Why Java Will Always Be Slower than C++

by Dejan Jelovic

 

"Java is high performance. By high performance we mean adequate. By adequate we mean slow." - Mr. Bunny

 

Anybody that has ever used a non-trivial Java program or has programmed in Java knows that Java is slower than native programs written in C++. This is a fact of life, something that we accept when we use Java.

However, many folks would like to convince us that this is just a temporary condition. Java is not slow by design, they say. Instead, it is slow because today's JIT implementations are relatively young and don't do all the optimizations they could.

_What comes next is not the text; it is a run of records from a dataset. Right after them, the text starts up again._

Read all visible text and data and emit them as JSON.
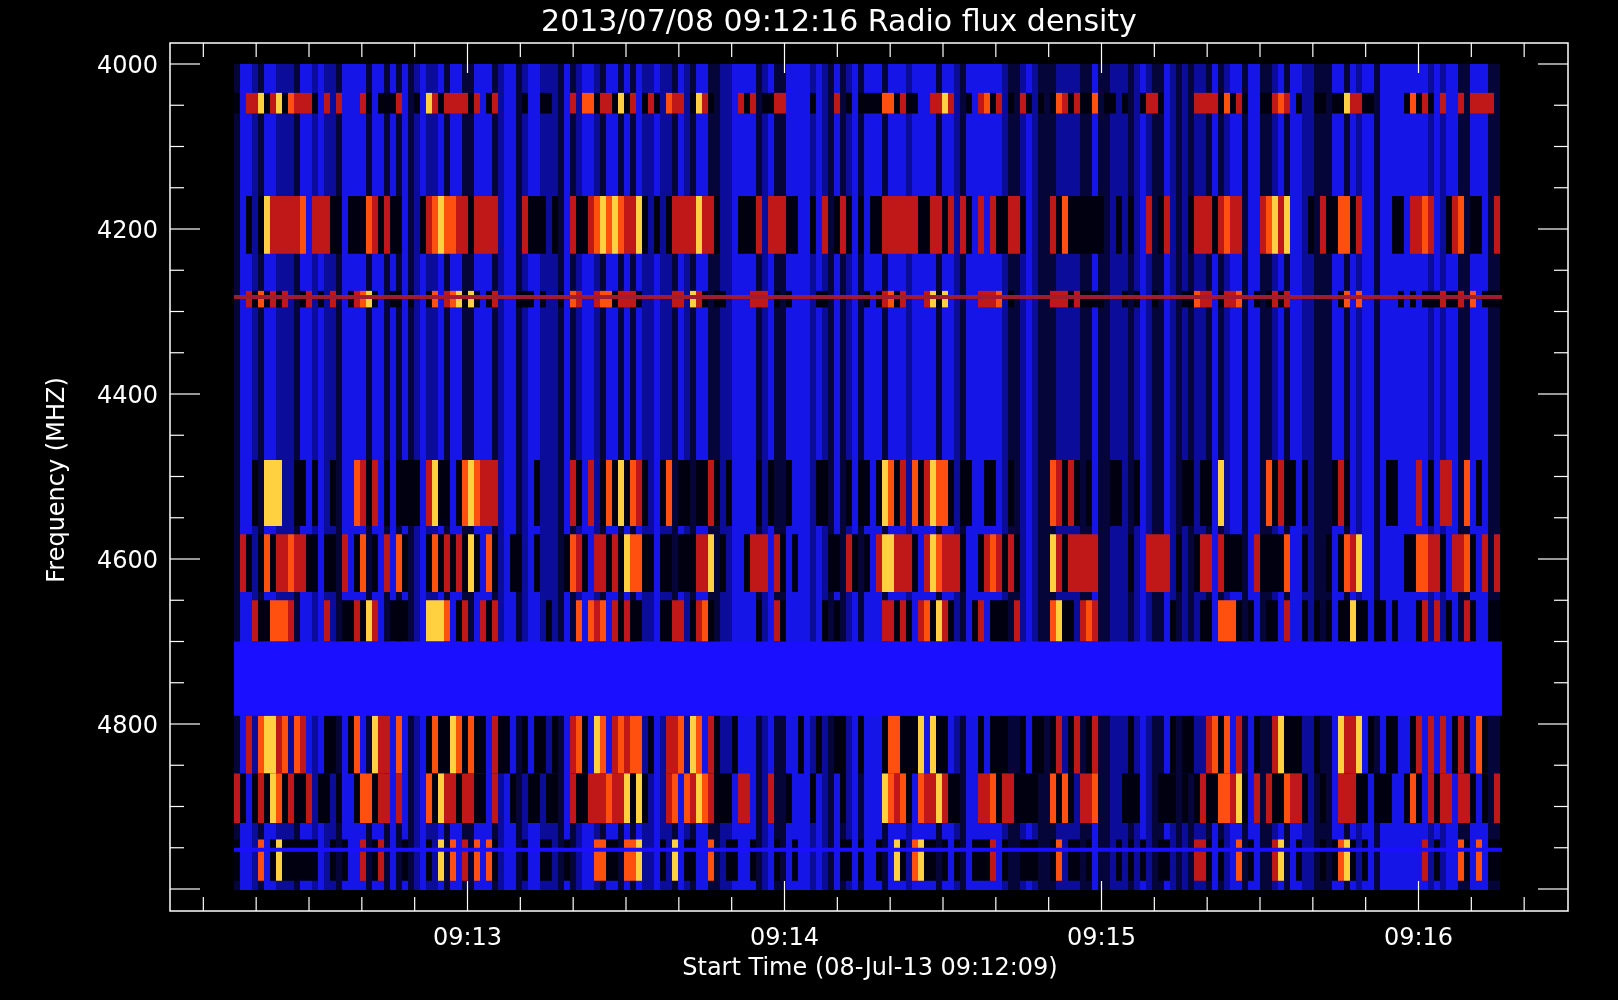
{
  "title": "2013/07/08 09:12:16 Radio flux density",
  "y_axis": {
    "label": "Frequency (MHZ)",
    "ticks": [
      "4000",
      "4200",
      "4400",
      "4600",
      "4800"
    ]
  },
  "x_axis": {
    "label": "Start Time (08-Jul-13 09:12:09)",
    "ticks": [
      "09:13",
      "09:14",
      "09:15",
      "09:16"
    ]
  }
}
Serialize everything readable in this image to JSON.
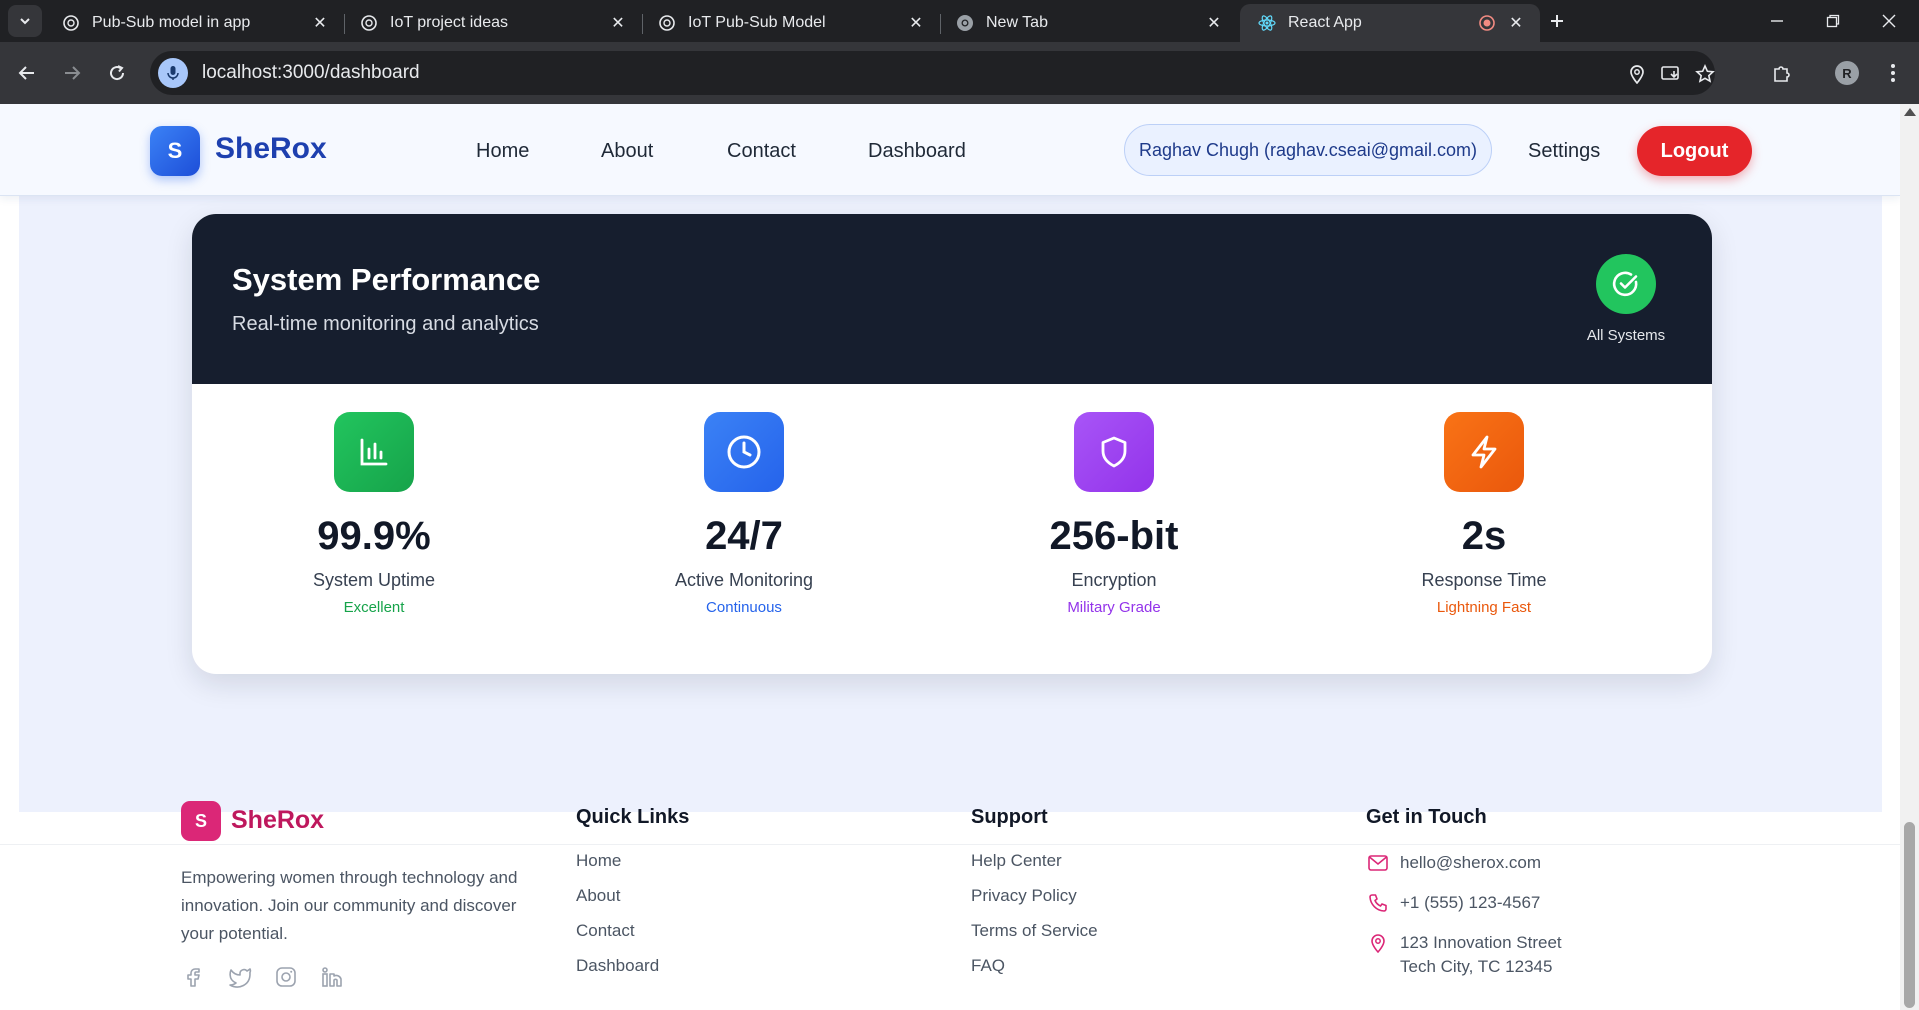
{
  "browser": {
    "tabs": [
      {
        "title": "Pub-Sub model in app",
        "icon": "chatgpt-icon"
      },
      {
        "title": "IoT project ideas",
        "icon": "chatgpt-icon"
      },
      {
        "title": "IoT Pub-Sub Model",
        "icon": "chatgpt-icon"
      },
      {
        "title": "New Tab",
        "icon": "chrome-icon"
      },
      {
        "title": "React App",
        "icon": "react-icon",
        "active": true
      }
    ],
    "url": "localhost:3000/dashboard",
    "profile_initial": "R"
  },
  "header": {
    "logo_letter": "S",
    "brand": "SheRox",
    "nav": [
      "Home",
      "About",
      "Contact",
      "Dashboard"
    ],
    "user": "Raghav Chugh (raghav.cseai@gmail.com)",
    "settings": "Settings",
    "logout": "Logout"
  },
  "performance": {
    "title": "System Performance",
    "subtitle": "Real-time monitoring and analytics",
    "status_label": "All Systems",
    "metrics": [
      {
        "value": "99.9%",
        "label": "System Uptime",
        "note": "Excellent",
        "icon": "bar-chart-icon",
        "color": "#22c55e",
        "note_color": "#16a34a"
      },
      {
        "value": "24/7",
        "label": "Active Monitoring",
        "note": "Continuous",
        "icon": "clock-icon",
        "color": "#3b82f6",
        "note_color": "#2563eb"
      },
      {
        "value": "256-bit",
        "label": "Encryption",
        "note": "Military Grade",
        "icon": "shield-icon",
        "color": "#a855f7",
        "note_color": "#9333ea"
      },
      {
        "value": "2s",
        "label": "Response Time",
        "note": "Lightning Fast",
        "icon": "lightning-icon",
        "color": "#f97316",
        "note_color": "#ea580c"
      }
    ]
  },
  "footer": {
    "logo_letter": "S",
    "brand": "SheRox",
    "about": "Empowering women through technology and innovation. Join our community and discover your potential.",
    "socials": [
      "facebook-icon",
      "twitter-icon",
      "instagram-icon",
      "linkedin-icon"
    ],
    "quick_links": {
      "heading": "Quick Links",
      "items": [
        "Home",
        "About",
        "Contact",
        "Dashboard"
      ]
    },
    "support": {
      "heading": "Support",
      "items": [
        "Help Center",
        "Privacy Policy",
        "Terms of Service",
        "FAQ"
      ]
    },
    "contact": {
      "heading": "Get in Touch",
      "email": "hello@sherox.com",
      "phone": "+1 (555) 123-4567",
      "address_line1": "123 Innovation Street",
      "address_line2": "Tech City, TC 12345"
    }
  },
  "colors": {
    "brand_blue": "#1e40af",
    "logout_red": "#e5252a",
    "footer_pink": "#db2777",
    "dark_header": "#161e2e"
  }
}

This is incorrect. No matter how good the JITs get, Java will always be slower than C++.

The Idea

People who claim that Java can be as fast as C++ or even faster often base their opinion on the idea that more disciplined languages give the compiler more room for optimization. So, unless you are going to hand-optimize the whole program, the compiler will do a better job overall.

This is true. Fortran still kicks C++'s ass in numeric computing because it is more disciplined. With no fear of pointer aliasing the compiler can optimize better. The only way that C++ can rival the speed of Fortran is with a cleverly designed active library like Blitz++.

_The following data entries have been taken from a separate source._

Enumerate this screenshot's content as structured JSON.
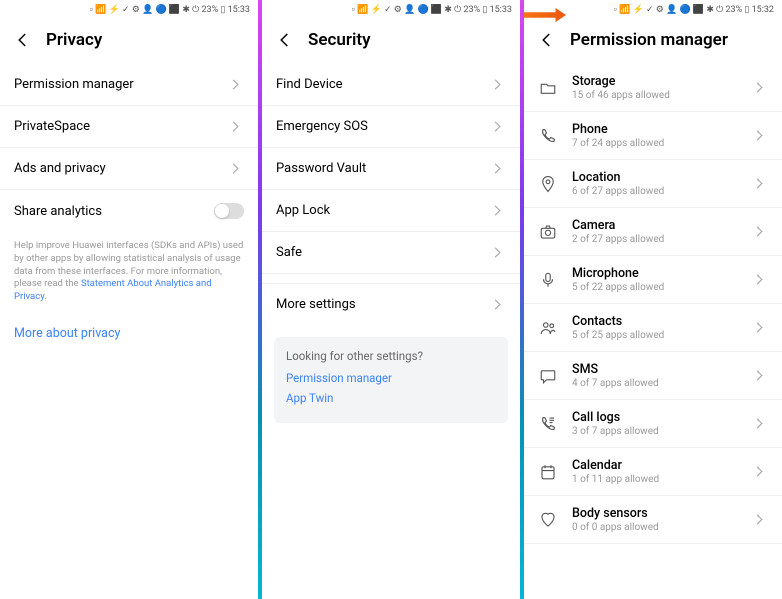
{
  "panel1": {
    "status": {
      "text": "▫ 📶 ⚡ ✓ ⚙ 👤 🔵  ⬛ ✱ ⏻ 23%  ▯ 15:33"
    },
    "title": "Privacy",
    "rows": [
      {
        "label": "Permission manager"
      },
      {
        "label": "PrivateSpace"
      },
      {
        "label": "Ads and privacy"
      }
    ],
    "share_analytics_label": "Share analytics",
    "help": {
      "body": "Help improve Huawei interfaces (SDKs and APIs) used by other apps by allowing statistical analysis of usage data from these interfaces. For more information, please read the ",
      "link": "Statement About Analytics and Privacy"
    },
    "more_link": "More about privacy"
  },
  "panel2": {
    "status": {
      "text": "▫ 📶 ⚡ ✓ ⚙ 👤 🔵  ⬛ ✱ ⏻ 23%  ▯ 15:33"
    },
    "title": "Security",
    "rows": [
      {
        "label": "Find Device"
      },
      {
        "label": "Emergency SOS"
      },
      {
        "label": "Password Vault"
      },
      {
        "label": "App Lock"
      },
      {
        "label": "Safe"
      },
      {
        "label": "More settings"
      }
    ],
    "info": {
      "title": "Looking for other settings?",
      "links": [
        "Permission manager",
        "App Twin"
      ]
    }
  },
  "panel3": {
    "status": {
      "text": "▫ 📶 ⚡ ✓ ⚙ 👤 🔵  ⬛ ✱ ⏻ 23%  ▯ 15:32"
    },
    "title": "Permission manager",
    "rows": [
      {
        "title": "Storage",
        "sub": "15 of 46 apps allowed"
      },
      {
        "title": "Phone",
        "sub": "7 of 24 apps allowed"
      },
      {
        "title": "Location",
        "sub": "6 of 27 apps allowed"
      },
      {
        "title": "Camera",
        "sub": "2 of 27 apps allowed"
      },
      {
        "title": "Microphone",
        "sub": "5 of 22 apps allowed"
      },
      {
        "title": "Contacts",
        "sub": "5 of 25 apps allowed"
      },
      {
        "title": "SMS",
        "sub": "4 of 7 apps allowed"
      },
      {
        "title": "Call logs",
        "sub": "3 of 7 apps allowed"
      },
      {
        "title": "Calendar",
        "sub": "1 of 11 app allowed"
      },
      {
        "title": "Body sensors",
        "sub": "0 of 0 apps allowed"
      }
    ]
  }
}
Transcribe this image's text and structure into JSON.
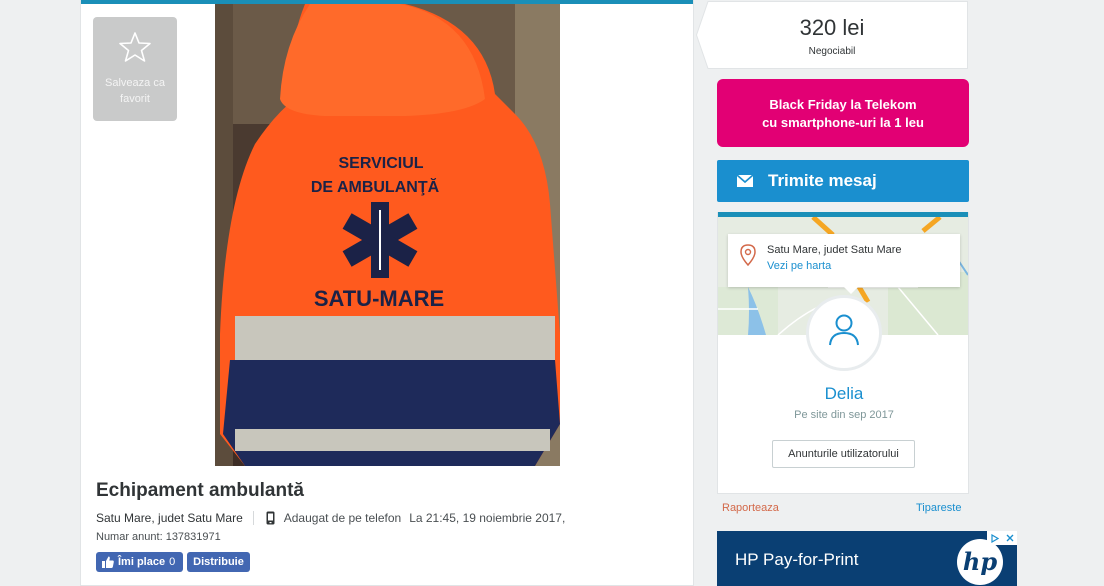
{
  "listing": {
    "favorite_label": "Salveaza ca favorit",
    "title": "Echipament ambulantă",
    "location": "Satu Mare, judet Satu Mare",
    "added_from": "Adaugat de pe telefon",
    "added_at": "La 21:45, 19 noiembrie 2017,",
    "ad_number": "Numar anunt: 137831971",
    "photo_text_line1": "SERVICIUL",
    "photo_text_line2": "DE AMBULANŢĂ",
    "photo_text_line3": "SATU-MARE"
  },
  "social": {
    "like_label": "Îmi place",
    "like_count": "0",
    "share_label": "Distribuie"
  },
  "price": {
    "amount": "320 lei",
    "note": "Negociabil"
  },
  "promo": {
    "line1": "Black Friday la Telekom",
    "line2": "cu smartphone-uri la 1 leu",
    "color": "#e20074"
  },
  "message_button": "Trimite mesaj",
  "seller": {
    "location": "Satu Mare, judet Satu Mare",
    "map_link": "Vezi pe harta",
    "name": "Delia",
    "member_since": "Pe site din sep 2017",
    "user_ads_button": "Anunturile utilizatorului"
  },
  "footer_links": {
    "report": "Raporteaza",
    "print": "Tipareste"
  },
  "ad": {
    "text": "HP Pay-for-Print",
    "logo_text": "hp"
  },
  "colors": {
    "accent": "#1a8fcf",
    "topbar": "#1a8fb8",
    "fb": "#4267b2"
  }
}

However, in order to achieve overall results like that, the language must be designed to give the compiler room for optimization. Unfortunately, Java was not designed that way. So no matter how smart the compilers get, Java will never approach the speed of C++.

The Benchmarks

Perversely, the only area in which Java can be as fast as C++ is a typical benchmark. If you need to calculate Nth Fibonacci number or run Linpack, there is no reason why Java cannot be as fast as C++. As long as all the computation stays in one class and uses only primitive data types like int and double, the Java compiler is on equal footing with the C++ compiler.

The Real World

The moment you start using objects in your program, Java looses the potential for optimization. This section lists some of the reasons why.

1. All Objects are Allocated on the Heap

Java only allocates primitive data types like int and double and object references on the stack. All objects are allocated on the heap.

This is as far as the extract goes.